You Need to Fire People
Being your own boss is great when you get to create your own flexible and generous work schedule, and it’s even more fun when you get to work while traveling with your family and your kid is in the next room. Beyond those benefits come one of the most significant downfalls and that’s firing employees.
If you have a staff member who isn’t bettering your business, regardless of if they are enthusiastic and punctual, you need to let them go, and that’s not an easy task. It sounds great to be the boss, but when you know that someone relies on the income they are making from working for you, or they have even become friends with you, it makes it that much more challenging to make the proper decision. Studies show that small business owners avoid terminating employees even if they are doing nothing for the company.
You Need to Give Yourself Kudos
One benefit to working at a company that is already established and has created a name for themselves is that you are going to come across a colleague or a member of the team who encourages you. When you are your own boss, that concept flies out the window, and you can start to feel undervalued when things aren’t going well. While it does teach you to avoid relying on others for reinforcement, it also shows you how to depend on yourself.
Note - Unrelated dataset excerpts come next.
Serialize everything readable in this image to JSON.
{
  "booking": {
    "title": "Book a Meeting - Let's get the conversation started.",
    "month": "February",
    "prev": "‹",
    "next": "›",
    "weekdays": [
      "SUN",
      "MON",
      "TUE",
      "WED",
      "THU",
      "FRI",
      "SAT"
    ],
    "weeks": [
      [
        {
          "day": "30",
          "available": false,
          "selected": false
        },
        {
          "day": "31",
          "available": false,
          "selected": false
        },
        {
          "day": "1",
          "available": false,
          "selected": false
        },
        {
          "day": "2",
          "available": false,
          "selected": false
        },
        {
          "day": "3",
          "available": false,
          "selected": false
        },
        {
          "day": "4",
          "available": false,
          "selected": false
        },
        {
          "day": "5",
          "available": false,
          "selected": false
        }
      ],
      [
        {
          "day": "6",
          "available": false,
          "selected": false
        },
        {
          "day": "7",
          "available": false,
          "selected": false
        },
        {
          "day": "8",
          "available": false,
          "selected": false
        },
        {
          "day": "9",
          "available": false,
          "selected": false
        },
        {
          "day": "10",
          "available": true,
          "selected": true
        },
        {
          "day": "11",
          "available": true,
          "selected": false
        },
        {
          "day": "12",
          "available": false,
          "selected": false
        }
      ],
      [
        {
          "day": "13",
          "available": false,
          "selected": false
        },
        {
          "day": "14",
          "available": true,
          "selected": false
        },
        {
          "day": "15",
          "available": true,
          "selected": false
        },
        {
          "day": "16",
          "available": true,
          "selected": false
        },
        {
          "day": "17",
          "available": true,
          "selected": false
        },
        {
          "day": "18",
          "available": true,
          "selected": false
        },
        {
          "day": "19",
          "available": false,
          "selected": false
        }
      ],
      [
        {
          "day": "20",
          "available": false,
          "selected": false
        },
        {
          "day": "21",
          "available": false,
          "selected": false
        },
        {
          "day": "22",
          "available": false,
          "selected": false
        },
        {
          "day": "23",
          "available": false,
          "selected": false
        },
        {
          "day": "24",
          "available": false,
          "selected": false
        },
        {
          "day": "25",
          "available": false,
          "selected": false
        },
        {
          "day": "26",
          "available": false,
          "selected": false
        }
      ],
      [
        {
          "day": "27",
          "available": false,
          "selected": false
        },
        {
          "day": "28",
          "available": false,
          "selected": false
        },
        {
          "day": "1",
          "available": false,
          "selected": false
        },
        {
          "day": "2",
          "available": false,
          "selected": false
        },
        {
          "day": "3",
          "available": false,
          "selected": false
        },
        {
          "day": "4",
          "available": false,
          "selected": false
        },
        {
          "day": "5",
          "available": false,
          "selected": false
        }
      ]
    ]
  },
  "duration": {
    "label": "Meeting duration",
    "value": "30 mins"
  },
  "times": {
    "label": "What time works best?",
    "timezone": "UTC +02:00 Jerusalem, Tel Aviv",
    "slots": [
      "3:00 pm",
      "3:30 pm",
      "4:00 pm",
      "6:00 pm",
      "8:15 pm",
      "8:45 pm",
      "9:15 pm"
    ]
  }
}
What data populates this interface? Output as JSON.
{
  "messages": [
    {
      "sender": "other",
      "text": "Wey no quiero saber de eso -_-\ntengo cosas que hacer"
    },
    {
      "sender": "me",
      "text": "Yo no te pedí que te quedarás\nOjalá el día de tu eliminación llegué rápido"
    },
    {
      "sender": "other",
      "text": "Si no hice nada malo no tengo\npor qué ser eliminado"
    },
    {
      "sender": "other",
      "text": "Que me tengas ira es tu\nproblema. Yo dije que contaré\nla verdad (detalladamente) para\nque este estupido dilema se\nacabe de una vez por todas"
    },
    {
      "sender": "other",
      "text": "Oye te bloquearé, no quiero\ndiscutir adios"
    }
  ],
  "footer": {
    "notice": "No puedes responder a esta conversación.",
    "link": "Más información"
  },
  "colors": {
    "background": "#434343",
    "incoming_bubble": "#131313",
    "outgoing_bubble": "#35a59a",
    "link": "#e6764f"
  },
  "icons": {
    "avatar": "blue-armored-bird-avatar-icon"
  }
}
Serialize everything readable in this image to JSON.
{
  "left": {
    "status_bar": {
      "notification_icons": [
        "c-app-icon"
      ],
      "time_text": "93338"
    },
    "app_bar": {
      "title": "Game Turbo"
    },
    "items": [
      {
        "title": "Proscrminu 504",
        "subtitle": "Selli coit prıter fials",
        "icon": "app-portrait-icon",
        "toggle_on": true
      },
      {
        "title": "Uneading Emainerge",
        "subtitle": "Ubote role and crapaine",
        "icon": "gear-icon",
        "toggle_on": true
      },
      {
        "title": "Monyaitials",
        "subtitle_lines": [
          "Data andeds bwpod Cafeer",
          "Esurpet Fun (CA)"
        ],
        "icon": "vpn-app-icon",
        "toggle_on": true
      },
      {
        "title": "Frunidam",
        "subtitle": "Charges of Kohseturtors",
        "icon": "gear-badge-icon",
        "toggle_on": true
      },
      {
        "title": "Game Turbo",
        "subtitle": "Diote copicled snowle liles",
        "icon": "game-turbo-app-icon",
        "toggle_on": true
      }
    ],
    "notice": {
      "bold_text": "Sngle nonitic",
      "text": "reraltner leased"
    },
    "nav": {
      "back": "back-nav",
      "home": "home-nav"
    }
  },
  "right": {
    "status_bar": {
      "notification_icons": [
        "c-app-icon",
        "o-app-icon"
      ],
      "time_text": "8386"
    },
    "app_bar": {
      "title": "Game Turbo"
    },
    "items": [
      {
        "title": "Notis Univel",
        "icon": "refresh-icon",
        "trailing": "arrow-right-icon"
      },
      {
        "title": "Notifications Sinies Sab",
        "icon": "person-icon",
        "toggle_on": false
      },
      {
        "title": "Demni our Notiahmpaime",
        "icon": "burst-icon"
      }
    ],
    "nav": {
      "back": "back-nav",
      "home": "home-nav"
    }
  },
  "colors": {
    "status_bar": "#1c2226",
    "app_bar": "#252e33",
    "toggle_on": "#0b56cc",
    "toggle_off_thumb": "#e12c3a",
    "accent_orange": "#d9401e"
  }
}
Don’t let the above truths keep you from following your dreams and launching your own business. No matter how big or small your idea is, as long as you have the conviction, you can make it happen. You don’t need to spend countless amounts of time trying to figure out how many of the same businesses are in your area; you just need to come up with a gimmick that’s purely your own. Use your intelligence and creativity wisely, and who knows, your business might be the next big organization.